Climate Control That Speaks Flower
Here's something we learned the hard way: flowers don't care about your fancy IoT dashboard. They care about staying at 4°C, and they care about humidity levels that most office buildings just don't provide naturally.
Our storage facilities maintain specific conditions for different flower types. Roses need different treatment than orchids, and tulips have their own preferences entirely. The sensors we installed back in 2022 send alerts to our team's phones—not some central monitoring station that might miss a temperature spike at 3 AM.
We track every delivery vehicle's internal temperature too. Azerbaijan summers can hit 40°C, which means refrigerated transport isn't optional. It's just part of doing this properly.
How Orders Actually Move Through Our System
Most corporate clients want to schedule flower deliveries weeks or months ahead. Our booking system handles that, but more importantly, it remembers preferences and adjusts for seasonal availability.
Order Capture and Client History
When a company places an order through our platform, the system pulls up their previous arrangements and delivery preferences. Did they prefer morning deliveries last time? We remember. Were certain flower types unavailable during their last order?

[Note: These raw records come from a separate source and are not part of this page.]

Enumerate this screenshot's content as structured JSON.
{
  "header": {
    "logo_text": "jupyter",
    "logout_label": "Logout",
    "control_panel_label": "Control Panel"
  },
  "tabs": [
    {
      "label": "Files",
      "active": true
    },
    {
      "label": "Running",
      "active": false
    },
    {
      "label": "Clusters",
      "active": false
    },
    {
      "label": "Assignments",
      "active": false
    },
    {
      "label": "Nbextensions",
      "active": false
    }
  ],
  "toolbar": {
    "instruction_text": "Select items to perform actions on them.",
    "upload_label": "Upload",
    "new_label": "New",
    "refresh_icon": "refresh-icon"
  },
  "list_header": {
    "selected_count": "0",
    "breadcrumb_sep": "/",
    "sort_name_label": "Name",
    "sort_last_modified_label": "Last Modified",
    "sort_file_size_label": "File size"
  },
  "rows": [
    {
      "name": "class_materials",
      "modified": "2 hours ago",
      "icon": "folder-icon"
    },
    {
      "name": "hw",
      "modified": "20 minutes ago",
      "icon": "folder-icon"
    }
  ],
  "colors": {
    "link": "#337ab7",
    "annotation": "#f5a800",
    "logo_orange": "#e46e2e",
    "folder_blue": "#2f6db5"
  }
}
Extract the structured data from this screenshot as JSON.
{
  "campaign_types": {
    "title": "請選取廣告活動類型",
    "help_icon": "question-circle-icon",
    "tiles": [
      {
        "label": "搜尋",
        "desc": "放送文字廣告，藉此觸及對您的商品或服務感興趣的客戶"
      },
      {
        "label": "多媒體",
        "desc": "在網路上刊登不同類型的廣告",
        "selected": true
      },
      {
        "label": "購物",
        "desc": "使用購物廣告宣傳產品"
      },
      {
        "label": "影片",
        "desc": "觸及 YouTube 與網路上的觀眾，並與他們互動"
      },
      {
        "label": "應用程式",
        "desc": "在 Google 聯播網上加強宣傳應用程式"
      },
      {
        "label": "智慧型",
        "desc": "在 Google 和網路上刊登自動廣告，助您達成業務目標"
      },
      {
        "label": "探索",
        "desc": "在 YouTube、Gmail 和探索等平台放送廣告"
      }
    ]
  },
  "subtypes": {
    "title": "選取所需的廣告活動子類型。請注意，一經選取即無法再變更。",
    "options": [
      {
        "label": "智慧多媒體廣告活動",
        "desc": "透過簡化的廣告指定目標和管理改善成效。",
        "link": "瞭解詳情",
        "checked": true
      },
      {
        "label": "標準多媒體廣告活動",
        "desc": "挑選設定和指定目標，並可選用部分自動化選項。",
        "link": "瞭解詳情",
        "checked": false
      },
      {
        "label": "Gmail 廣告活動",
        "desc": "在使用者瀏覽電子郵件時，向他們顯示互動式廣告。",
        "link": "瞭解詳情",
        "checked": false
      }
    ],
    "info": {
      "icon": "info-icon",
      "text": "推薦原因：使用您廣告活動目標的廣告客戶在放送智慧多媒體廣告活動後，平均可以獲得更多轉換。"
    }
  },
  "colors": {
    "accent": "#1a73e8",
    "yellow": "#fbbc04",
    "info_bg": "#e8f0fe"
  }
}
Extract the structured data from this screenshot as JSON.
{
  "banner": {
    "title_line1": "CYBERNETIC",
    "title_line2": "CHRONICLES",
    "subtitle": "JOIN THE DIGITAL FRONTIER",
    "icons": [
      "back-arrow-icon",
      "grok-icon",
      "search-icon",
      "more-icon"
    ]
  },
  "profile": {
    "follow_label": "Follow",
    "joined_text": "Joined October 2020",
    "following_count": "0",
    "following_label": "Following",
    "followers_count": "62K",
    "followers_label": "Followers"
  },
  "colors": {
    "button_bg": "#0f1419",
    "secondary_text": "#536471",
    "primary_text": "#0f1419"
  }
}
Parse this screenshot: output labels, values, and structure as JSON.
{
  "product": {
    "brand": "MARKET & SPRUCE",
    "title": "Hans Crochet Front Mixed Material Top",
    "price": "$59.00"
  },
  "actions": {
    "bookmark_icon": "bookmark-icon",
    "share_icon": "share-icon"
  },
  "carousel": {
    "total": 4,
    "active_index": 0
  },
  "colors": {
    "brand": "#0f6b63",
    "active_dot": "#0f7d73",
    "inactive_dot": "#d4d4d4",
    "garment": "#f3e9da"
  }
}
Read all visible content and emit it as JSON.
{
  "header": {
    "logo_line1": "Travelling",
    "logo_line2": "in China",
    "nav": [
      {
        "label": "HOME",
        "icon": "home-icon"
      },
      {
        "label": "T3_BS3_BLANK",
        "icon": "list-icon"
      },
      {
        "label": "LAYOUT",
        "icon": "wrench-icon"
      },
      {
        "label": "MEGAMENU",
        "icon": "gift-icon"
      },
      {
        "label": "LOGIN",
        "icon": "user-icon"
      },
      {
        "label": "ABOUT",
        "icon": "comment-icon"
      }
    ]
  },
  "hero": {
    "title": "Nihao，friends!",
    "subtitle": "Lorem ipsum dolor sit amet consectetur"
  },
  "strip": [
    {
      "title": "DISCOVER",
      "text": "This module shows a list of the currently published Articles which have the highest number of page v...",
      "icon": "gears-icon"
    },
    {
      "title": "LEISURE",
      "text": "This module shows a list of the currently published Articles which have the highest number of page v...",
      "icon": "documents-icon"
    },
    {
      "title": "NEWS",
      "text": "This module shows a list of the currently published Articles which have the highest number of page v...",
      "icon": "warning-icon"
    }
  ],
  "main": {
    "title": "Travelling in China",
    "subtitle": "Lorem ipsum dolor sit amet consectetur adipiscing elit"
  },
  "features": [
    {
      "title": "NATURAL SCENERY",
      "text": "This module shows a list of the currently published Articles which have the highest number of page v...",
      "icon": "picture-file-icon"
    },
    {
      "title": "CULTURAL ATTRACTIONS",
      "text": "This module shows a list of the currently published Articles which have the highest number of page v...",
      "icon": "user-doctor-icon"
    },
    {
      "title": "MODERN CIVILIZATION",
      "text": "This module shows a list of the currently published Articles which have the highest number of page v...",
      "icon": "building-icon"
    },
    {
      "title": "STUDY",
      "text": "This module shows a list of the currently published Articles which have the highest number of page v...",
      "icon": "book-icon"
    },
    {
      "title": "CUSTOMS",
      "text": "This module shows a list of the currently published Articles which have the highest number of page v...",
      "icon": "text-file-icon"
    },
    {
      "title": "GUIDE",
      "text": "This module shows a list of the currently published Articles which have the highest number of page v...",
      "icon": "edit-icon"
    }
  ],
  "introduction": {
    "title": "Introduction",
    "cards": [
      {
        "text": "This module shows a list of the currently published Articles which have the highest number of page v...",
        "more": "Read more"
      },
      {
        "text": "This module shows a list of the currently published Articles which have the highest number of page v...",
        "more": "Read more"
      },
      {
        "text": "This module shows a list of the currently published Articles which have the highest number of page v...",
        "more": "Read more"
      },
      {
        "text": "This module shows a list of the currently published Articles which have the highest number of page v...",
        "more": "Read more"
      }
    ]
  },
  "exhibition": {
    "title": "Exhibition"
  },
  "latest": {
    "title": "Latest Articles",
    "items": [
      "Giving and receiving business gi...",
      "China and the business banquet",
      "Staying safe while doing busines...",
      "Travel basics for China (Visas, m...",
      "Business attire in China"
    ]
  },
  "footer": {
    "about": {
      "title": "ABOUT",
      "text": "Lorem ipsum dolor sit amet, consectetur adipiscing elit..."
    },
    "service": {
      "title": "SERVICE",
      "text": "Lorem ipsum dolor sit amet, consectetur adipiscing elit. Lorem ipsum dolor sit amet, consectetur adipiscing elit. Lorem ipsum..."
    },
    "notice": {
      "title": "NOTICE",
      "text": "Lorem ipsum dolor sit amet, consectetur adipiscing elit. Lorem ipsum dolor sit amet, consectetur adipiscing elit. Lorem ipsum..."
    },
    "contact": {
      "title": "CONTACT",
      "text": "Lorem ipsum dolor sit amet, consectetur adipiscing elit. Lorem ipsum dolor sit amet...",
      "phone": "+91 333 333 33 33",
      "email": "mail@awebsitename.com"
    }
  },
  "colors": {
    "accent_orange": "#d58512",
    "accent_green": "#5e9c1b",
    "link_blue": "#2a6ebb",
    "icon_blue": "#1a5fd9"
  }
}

The system suggests alternatives before they even ask.
Supply Chain Coordination
Our inventory system connects with local and international suppliers. If you're ordering arrangements for a December event, we're checking availability in September and locking in sources. The system flags potential supply issues based on seasonal patterns we've tracked since 2018.
Delivery Route Planning
Traffic patterns in Baku change throughout the day, and our routing software accounts for that. It also considers building access times—some corporate towers have loading dock schedules that don't align with standard delivery windows. We map these constraints into the system rather than discovering them at 8 AM on delivery day.
Real-Time Updates and Adjustments
Clients get notifications when arrangements leave our facility and when they're delivered. But the more useful feature might be the ability to adjust delivery times up to two hours before scheduled arrival. Business meetings run late—we get it.
Rashad Hasanov
Operations Technology Manager
With Vandoria Tromeli since 2019
Building Systems That Don't Get In The Way
Rashad joined our team after working in logistics software for an international shipping company. His first observation was that we were treating flowers like they were parcels—which they definitely aren't.
He spent the first six months just watching how our florists worked, where bottlenecks appeared, and which parts of our ordering process frustrated corporate clients. Then he started rebuilding pieces of our infrastructure from the ground up.
"The best technology you never notice. Corporate assistants don't want to learn a complicated system—they want to schedule deliveries quickly and trust that everything happens as planned. That's what we aim for."
The current platform went live in early 2023, and we've been refining it based on actual usage patterns ever since. Some features we thought would be popular barely get used. Others that seemed minor—like the ability to copy previous orders with one click—turned out to be essential for clients who send regular arrangements.
We're developing new scheduling features for autumn 2025 that will better handle recurring corporate events. The goal isn't flashy—it's just making the whole process feel a bit more effortless for busy professionals who have enough to worry about already.